The House Education and Labor plan, meantime, would rewrite U.S. labor law to give unions a new advantage. "It shall be unlawful," one provision says, for an employer to "promise, threaten, or take any action" to "permanently replace an employee who participates in a strike." Another section would create civil penalties for "unfair labor practices," up to $100,000 a pop. Company directors and officers could be held personally liable if they so much as "established a policy that led to such a violation."
The House Energy and Commerce proposal would launch a Clean Electricity Performance Program. Starting in 2023, energy suppliers that increased their clean power by four percentage points a year would receive grants for a portion of that gain, based on a formula of $150 per megawatt-hour. Those that failed would owe "a payment" — is this a fine, or maybe it's a tax? — based on $40 per megawatt-hour. It reads like regulation by alternative means.
To qualify for passage under reconciliation, a provision is supposed to affect the budget in a way that's more than incidental. This is part of what's known as the Byrd rule. When the reconciliation process was set up in 1974, the temptation was to label everything budgetary.
In the 1980s, Sen. Robert Byrd moved to limit these abuses. The Byrd rule has been stretched since then, but it still imposes at least some discipline on reconciliation. In February, Sen. Bernie Sanders wanted to use the budget process to enact a nationwide $15 minimum wage. The parliamentarian, Elizabeth MacDonough, said this proposal was extraneous. Six years ago the same thing happened when Republicans wanted to ax ObamaCare's mandate to buy health insurance, so the GOP eventually settled for cutting the penalty to $0.

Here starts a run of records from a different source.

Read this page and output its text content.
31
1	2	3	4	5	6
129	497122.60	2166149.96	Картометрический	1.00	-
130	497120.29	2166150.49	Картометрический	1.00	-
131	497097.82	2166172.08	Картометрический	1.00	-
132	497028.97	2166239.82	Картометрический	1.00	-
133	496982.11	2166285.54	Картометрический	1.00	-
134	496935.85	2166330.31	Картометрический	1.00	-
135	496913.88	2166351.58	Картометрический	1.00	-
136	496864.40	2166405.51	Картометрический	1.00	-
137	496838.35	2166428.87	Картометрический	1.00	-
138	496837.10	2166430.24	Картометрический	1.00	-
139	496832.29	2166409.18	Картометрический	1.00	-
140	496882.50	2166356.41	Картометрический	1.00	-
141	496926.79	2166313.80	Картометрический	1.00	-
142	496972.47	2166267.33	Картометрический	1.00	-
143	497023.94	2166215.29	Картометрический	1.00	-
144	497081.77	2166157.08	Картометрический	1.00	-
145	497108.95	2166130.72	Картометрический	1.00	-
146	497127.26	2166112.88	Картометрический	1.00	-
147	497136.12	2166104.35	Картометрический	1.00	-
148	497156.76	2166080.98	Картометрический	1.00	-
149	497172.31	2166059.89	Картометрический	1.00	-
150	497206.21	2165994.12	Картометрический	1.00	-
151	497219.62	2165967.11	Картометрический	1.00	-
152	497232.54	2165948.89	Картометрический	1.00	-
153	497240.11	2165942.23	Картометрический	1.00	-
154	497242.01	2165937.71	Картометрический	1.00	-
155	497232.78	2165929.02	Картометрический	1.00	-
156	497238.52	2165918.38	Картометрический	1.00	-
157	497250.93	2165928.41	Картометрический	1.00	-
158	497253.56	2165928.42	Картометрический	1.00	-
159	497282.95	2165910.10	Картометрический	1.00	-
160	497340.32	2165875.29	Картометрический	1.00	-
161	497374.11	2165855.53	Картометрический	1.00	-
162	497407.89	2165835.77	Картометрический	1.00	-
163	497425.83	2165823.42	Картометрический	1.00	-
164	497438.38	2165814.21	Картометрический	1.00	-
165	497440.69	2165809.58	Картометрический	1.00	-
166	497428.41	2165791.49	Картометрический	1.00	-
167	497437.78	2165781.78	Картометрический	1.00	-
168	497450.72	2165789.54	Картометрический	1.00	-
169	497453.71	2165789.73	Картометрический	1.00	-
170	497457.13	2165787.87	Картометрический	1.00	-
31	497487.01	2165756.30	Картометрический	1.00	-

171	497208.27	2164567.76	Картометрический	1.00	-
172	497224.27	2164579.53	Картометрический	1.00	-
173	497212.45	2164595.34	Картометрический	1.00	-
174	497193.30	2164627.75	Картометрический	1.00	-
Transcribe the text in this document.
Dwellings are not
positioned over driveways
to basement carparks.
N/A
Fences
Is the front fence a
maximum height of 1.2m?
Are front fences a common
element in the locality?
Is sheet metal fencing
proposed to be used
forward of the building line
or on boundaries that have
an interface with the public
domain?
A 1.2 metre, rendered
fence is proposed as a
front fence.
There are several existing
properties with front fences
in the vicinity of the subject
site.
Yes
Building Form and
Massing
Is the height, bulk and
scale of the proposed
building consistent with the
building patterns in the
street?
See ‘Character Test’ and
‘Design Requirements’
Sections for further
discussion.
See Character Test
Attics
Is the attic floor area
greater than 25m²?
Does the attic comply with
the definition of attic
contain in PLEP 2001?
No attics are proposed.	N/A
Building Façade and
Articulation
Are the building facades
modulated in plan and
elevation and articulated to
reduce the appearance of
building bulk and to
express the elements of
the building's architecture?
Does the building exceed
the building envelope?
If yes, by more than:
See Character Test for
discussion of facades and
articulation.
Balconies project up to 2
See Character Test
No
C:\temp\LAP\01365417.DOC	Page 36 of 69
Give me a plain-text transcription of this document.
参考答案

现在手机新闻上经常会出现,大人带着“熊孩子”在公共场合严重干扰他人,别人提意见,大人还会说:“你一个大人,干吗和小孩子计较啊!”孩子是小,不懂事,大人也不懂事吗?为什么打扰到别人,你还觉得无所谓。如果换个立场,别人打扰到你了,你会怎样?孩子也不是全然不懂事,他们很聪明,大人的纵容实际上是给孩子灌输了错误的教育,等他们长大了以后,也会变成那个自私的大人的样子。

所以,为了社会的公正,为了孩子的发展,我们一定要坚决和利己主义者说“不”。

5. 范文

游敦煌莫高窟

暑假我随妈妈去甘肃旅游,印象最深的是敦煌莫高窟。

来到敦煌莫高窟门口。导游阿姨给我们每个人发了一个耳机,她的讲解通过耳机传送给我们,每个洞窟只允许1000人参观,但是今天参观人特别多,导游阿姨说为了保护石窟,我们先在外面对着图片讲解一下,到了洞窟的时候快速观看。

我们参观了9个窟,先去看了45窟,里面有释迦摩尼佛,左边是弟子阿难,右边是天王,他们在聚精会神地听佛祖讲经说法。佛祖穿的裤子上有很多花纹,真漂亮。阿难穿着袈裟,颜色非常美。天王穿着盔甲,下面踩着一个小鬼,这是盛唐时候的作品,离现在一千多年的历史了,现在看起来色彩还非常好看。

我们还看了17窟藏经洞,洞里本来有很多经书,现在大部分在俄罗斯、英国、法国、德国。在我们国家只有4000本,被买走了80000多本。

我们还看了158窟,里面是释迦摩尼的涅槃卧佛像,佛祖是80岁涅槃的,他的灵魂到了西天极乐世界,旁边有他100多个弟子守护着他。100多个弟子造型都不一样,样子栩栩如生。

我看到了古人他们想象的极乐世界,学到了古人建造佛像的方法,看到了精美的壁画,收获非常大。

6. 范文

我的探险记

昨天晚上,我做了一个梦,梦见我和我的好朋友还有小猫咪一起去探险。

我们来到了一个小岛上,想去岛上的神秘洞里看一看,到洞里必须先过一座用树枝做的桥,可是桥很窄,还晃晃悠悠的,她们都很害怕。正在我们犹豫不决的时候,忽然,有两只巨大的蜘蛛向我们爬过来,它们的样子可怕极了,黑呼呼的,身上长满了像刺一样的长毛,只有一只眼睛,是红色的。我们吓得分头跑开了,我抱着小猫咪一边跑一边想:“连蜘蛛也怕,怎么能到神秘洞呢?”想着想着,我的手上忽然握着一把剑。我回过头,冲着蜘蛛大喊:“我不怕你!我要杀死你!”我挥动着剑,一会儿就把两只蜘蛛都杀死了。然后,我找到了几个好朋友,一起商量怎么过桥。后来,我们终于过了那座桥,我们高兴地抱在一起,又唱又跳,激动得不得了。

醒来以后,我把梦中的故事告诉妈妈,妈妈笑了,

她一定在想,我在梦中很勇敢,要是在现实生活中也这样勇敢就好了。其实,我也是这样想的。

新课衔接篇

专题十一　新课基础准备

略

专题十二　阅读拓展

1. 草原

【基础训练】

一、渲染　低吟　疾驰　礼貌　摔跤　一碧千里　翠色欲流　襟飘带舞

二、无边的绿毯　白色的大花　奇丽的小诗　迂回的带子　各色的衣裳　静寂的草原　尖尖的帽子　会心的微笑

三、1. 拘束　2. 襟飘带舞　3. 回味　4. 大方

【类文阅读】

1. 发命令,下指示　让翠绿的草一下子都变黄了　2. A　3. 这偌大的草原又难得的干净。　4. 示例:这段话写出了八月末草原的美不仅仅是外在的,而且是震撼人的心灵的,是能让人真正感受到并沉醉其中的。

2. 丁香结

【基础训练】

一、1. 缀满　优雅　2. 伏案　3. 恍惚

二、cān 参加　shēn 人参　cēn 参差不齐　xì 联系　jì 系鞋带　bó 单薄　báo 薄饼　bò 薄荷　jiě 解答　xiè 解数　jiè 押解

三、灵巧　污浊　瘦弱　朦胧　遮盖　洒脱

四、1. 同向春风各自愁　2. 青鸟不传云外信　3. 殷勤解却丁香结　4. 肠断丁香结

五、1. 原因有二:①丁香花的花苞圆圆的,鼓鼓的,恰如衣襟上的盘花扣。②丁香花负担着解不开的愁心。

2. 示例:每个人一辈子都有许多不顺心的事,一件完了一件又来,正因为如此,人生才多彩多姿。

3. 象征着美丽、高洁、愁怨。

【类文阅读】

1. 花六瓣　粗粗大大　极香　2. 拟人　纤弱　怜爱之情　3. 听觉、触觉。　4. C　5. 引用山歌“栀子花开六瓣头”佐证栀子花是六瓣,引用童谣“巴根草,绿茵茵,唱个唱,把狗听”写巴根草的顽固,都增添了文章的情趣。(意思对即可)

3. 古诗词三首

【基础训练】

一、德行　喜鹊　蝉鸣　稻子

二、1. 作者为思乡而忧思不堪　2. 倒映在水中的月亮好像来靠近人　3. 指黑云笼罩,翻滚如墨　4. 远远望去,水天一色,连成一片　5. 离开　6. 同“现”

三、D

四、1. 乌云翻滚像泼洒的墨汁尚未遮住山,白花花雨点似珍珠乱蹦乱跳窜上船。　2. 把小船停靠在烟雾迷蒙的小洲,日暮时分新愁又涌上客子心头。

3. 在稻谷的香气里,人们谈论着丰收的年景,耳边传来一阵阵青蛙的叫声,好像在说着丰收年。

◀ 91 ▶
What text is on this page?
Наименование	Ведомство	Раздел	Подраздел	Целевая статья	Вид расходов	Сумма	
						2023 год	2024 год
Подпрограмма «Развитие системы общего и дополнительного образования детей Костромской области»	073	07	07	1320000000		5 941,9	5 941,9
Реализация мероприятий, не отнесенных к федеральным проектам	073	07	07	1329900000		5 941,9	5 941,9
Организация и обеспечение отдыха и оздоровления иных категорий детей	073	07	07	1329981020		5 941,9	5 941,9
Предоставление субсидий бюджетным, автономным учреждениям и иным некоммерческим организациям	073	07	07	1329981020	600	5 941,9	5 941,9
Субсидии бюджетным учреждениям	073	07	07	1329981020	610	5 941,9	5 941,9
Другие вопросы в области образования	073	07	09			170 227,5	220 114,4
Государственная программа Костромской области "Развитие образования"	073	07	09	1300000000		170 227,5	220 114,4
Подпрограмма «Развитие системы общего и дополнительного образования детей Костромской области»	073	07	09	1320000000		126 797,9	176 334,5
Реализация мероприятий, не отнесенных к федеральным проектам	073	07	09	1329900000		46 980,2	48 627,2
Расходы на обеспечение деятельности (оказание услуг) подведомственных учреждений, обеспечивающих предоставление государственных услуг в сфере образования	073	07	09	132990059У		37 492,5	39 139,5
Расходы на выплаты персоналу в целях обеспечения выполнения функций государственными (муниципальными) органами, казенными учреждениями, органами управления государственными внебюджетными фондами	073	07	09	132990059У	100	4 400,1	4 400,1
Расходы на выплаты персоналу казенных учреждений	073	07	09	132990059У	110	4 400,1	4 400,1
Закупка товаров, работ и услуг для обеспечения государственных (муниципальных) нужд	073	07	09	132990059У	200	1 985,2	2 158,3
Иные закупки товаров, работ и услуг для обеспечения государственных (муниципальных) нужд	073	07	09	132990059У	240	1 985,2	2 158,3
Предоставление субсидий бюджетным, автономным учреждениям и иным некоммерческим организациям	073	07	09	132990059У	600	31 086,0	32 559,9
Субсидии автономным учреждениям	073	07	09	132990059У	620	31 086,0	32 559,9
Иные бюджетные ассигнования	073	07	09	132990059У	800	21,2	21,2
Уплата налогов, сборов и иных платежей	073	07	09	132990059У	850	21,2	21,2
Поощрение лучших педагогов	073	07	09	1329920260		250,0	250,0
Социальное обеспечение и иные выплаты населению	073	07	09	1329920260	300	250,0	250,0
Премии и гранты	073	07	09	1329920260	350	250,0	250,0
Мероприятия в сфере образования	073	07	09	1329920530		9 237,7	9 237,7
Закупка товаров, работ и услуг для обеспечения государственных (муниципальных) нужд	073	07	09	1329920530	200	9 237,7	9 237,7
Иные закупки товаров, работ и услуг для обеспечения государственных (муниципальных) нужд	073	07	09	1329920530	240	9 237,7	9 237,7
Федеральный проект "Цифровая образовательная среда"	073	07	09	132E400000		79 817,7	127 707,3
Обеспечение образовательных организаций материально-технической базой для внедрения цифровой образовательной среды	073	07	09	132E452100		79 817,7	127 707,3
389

MacDonough hasn't said when she plans to rule on those 8 million green cards, but she's under enormous pressure to wave things past the Byrd rule. After she nixed Sanders's $15 minimum wage, some Democrats called for her to be ignored — or fired. Perhaps their strategy today is to blitz MacDonough with so many incidental provisions that some are bound to make it through.
Yet if immigration or labor law can be rewritten by reconciliation, then the Byrd rule will be as dead as the dodo, and don't expect Republicans to turn the other cheek. To quote GOP Senate leader Mitch McConnell's comment in 2013 about breaking the filibuster for judicial nominees, Democrats might regret this, and a lot sooner than they think.